Numb, Tavlin staggered back, feeling suddenly sick. He barely heard the announcer continue detailing the events of the attack until he finished and said, “Here is a clip from the press announcement by our own Prime Minister Denaris just fifteen minutes ago.” A woman’s cool, methodical voice crackled over the radio: “Octung has declared war on Orzaf, and with the eminent fall of Vrusk I anticipate hearing news of Orzaf’s surrender shortly. This is unlikely to be the end of hostilities, however. Brace yourselves, fellow citizens. Even now Octunggen forces are mobilizing along the Saenth and Murascan borders. This is the news we have long waited for—and dreaded. Octung has finally launched its war.”
*
Shaking, Tavlin lit another pipe and continued through the city, seeking the police station. He was still trembling when he came upon it. The cops were all huddled around their desk wrestling with a radio when he entered, and as he approached them the police officer with the screwdriver stepped back from the radio, and the same announcer’s voice rang out, crackly and hissing but audible: “ ... ‘epeat, confirmation has just arrived that the Premier of Orzaf has suspended all defensive measures against Octung, and an Orzafan envoy has been dispatched to treat with the Octunggen generals. The centuries-old and stalwart army of Orzaf, famed throughout Urslin for its cavalry, is, it seems, unable to stand against the overwhelming military might and sophisticated technology of the Lightning Crown. Meanwhile I have just received word, unconfirmed as yet, that hostilities have began in Saen.”
The announcer continued, but the man fiddling with the radio turned down the volume in disgust. "Fuck this. Fuck it all."
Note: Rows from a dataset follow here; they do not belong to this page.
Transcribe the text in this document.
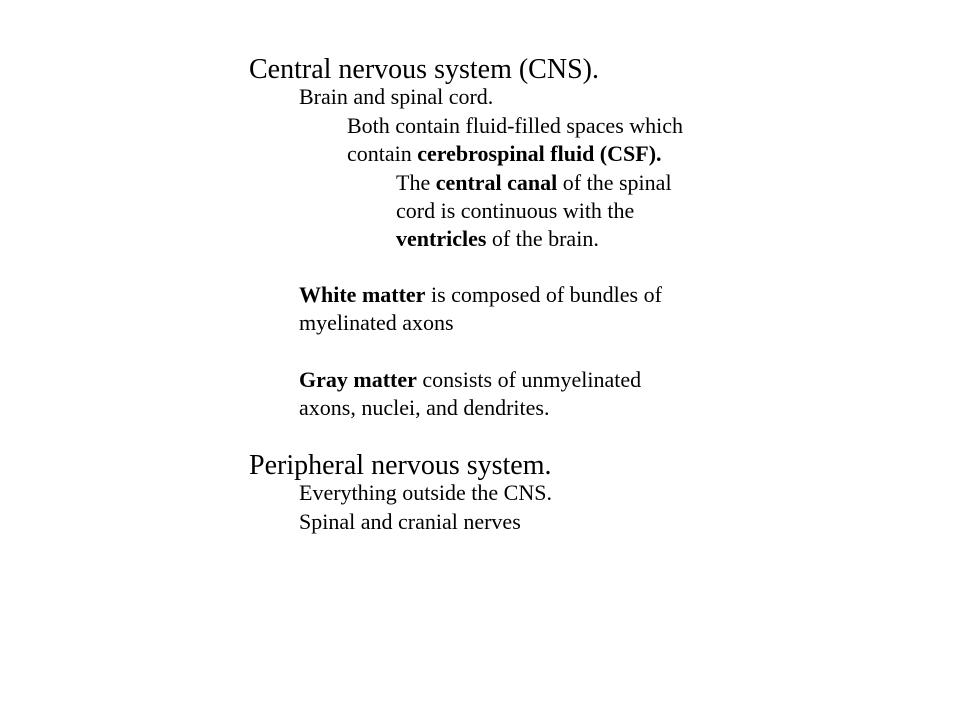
Central nervous system (CNS).
Brain and spinal cord.
Both contain fluid-filled spaces which
contain cerebrospinal fluid (CSF).
The central canal of the spinal
cord is continuous with the
ventricles of the brain.
White matter is composed of bundles of
myelinated axons
Gray matter consists of unmyelinated
axons, nuclei, and dendrites.
Peripheral nervous system.
Everything outside the CNS.
Spinal and cranial nerves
A large, round-bellied figure appeared through a doorway—Sgt. Wales. “Hey, I was lis
tening to that! Turn it back on.”
The cop with the screwdriver grumbled but complied. The announcer’s grim voice filled the room once more. Before Wales could become absorbed in his litany of doom, however, Tavlin approached the sergeant and said, “Have you made contact with Boss Vassas?”
Sgt. Wales blinked, as if trying to remember what the subject had been, then glanced Tavlin over, ran his eyes to the briefcase and nodded. “Aye, it’s all sorted out.”
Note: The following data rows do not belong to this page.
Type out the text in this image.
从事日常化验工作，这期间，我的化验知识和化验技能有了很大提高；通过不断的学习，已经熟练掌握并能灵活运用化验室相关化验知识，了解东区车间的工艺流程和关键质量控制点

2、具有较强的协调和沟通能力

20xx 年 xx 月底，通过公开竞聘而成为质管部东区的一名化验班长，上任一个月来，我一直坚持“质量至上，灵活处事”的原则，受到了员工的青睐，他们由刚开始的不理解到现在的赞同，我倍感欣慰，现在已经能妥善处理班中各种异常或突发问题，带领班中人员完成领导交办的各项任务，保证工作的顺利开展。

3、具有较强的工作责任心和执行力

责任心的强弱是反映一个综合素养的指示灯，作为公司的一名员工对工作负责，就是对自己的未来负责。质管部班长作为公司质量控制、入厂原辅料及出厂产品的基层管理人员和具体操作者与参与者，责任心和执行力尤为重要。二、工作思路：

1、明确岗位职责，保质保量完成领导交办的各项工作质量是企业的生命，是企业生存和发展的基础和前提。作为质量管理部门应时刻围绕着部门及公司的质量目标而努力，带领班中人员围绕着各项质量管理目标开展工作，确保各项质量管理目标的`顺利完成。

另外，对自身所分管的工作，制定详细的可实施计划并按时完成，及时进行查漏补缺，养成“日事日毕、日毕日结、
“Good.” That would save Tavlin some money, at least.
Sgt. Wales frowned at him, then clapped him on the shoulder and drew him aside, conspiratorially. Tavlin feared the sergeant would try to extract more consideration from him and mentally tightened his purse-strings.
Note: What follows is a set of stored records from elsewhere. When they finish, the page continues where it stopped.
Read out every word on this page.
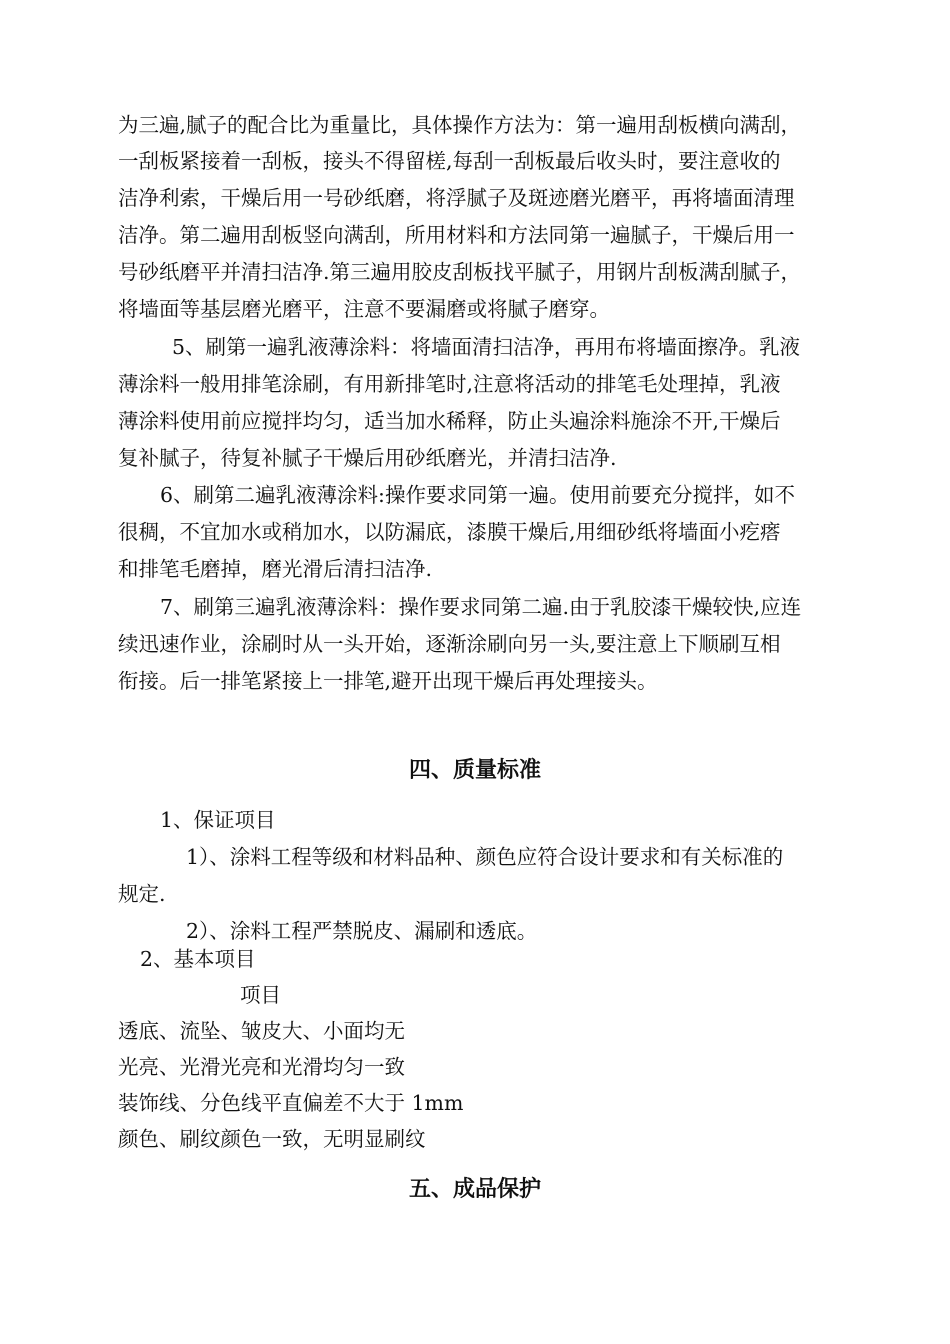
为三遍,腻子的配合比为重量比，具体操作方法为：第一遍用刮板横向满刮，
一刮板紧接着一刮板，接头不得留槎,每刮一刮板最后收头时，要注意收的
洁净利索，干燥后用一号砂纸磨，将浮腻子及斑迹磨光磨平，再将墙面清理
洁净。第二遍用刮板竖向满刮，所用材料和方法同第一遍腻子，干燥后用一
号砂纸磨平并清扫洁净.第三遍用胶皮刮板找平腻子，用钢片刮板满刮腻子，
将墙面等基层磨光磨平，注意不要漏磨或将腻子磨穿。
5、刷第一遍乳液薄涂料：将墙面清扫洁净，再用布将墙面擦净。乳液
薄涂料一般用排笔涂刷，有用新排笔时,注意将活动的排笔毛处理掉，乳液
薄涂料使用前应搅拌均匀，适当加水稀释，防止头遍涂料施涂不开,干燥后
复补腻子，待复补腻子干燥后用砂纸磨光，并清扫洁净.
6、刷第二遍乳液薄涂料:操作要求同第一遍。使用前要充分搅拌，如不
很稠，不宜加水或稍加水，以防漏底，漆膜干燥后,用细砂纸将墙面小疙瘩
和排笔毛磨掉，磨光滑后清扫洁净.
7、刷第三遍乳液薄涂料：操作要求同第二遍.由于乳胶漆干燥较快,应连
续迅速作业，涂刷时从一头开始，逐渐涂刷向另一头,要注意上下顺刷互相
衔接。后一排笔紧接上一排笔,避开出现干燥后再处理接头。
四、质量标准
1、保证项目
1）、涂料工程等级和材料品种、颜色应符合设计要求和有关标准的
规定.
2）、涂料工程严禁脱皮、漏刷和透底。
2、基本项目
项目
透底、流坠、皱皮大、小面均无
光亮、光滑光亮和光滑均匀一致
装饰线、分色线平直偏差不大于 1mm
颜色、刷纹颜色一致，无明显刷纹
五、成品保护
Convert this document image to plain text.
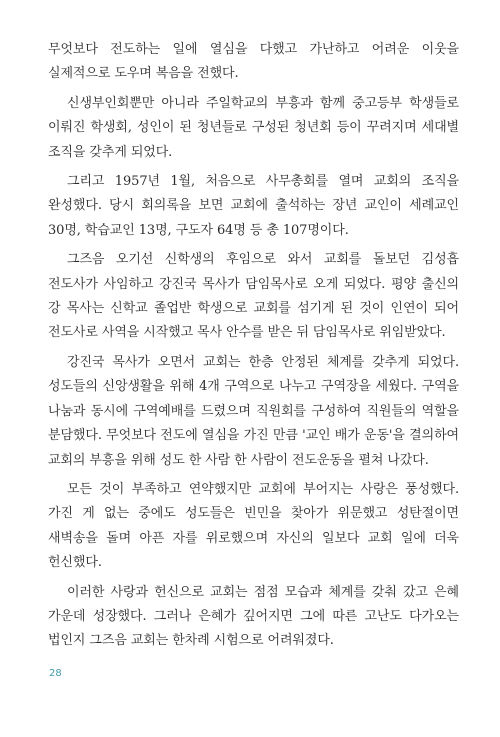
무엇보다 전도하는 일에 열심을 다했고 가난하고 어려운 이웃을 실제적으로 도우며 복음을 전했다.

신생부인회뿐만 아니라 주일학교의 부흥과 함께 중고등부 학생들로 이뤄진 학생회, 성인이 된 청년들로 구성된 청년회 등이 꾸려지며 세대별 조직을 갖추게 되었다.

그리고 1957년 1월, 처음으로 사무총회를 열며 교회의 조직을 완성했다. 당시 회의록을 보면 교회에 출석하는 장년 교인이 세례교인 30명, 학습교인 13명, 구도자 64명 등 총 107명이다.

그즈음 오기선 신학생의 후임으로 와서 교회를 돌보던 김성흡 전도사가 사임하고 강진국 목사가 담임목사로 오게 되었다. 평양 출신의 강 목사는 신학교 졸업반 학생으로 교회를 섬기게 된 것이 인연이 되어 전도사로 사역을 시작했고 목사 안수를 받은 뒤 담임목사로 위임받았다.

강진국 목사가 오면서 교회는 한층 안정된 체계를 갖추게 되었다. 성도들의 신앙생활을 위해 4개 구역으로 나누고 구역장을 세웠다. 구역을 나눔과 동시에 구역예배를 드렸으며 직원회를 구성하여 직원들의 역할을 분담했다. 무엇보다 전도에 열심을 가진 만큼 '교인 배가 운동'을 결의하여 교회의 부흥을 위해 성도 한 사람 한 사람이 전도운동을 펼쳐 나갔다.

모든 것이 부족하고 연약했지만 교회에 부어지는 사랑은 풍성했다. 가진 게 없는 중에도 성도들은 빈민을 찾아가 위문했고 성탄절이면 새벽송을 돌며 아픈 자를 위로했으며 자신의 일보다 교회 일에 더욱 헌신했다.

이러한 사랑과 헌신으로 교회는 점점 모습과 체계를 갖춰 갔고 은혜 가운데 성장했다. 그러나 은혜가 깊어지면 그에 따른 고난도 다가오는 법인지 그즈음 교회는 한차례 시험으로 어려워졌다.

28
“Yes?” He tried not to sound impatient.
“That girl o’ yours. What’d you do to her?”
“Girl?” For a wild moment he thought Wales referred to the ghostly figure last seen chasing him through the sewers. But he instantly realized that couldn’t be right. “You mean … Sophia? I didn’t do anything.”
“Yeah? Well, I tried to pay her fer fixin’ you up an’ all. Only she wouldn’t take it. When was the last time you heard of a dollie like that turnin’ down money?”
“She’s a nurse, not a dollie.”
“They’re all the same. Me, I like nurses. I like them short skirts. An’ I like a girl with access to drugs, if y’know what I mean. Medicinal, o’ course. But that ain’t the point.”
“What’s the point?”
“I looked her in the eye, like I’m lookin’ at you now, and she’s starin’ back at me, just like you are, and you know what she says?”
Tavlin waited, then said, “What did she say?”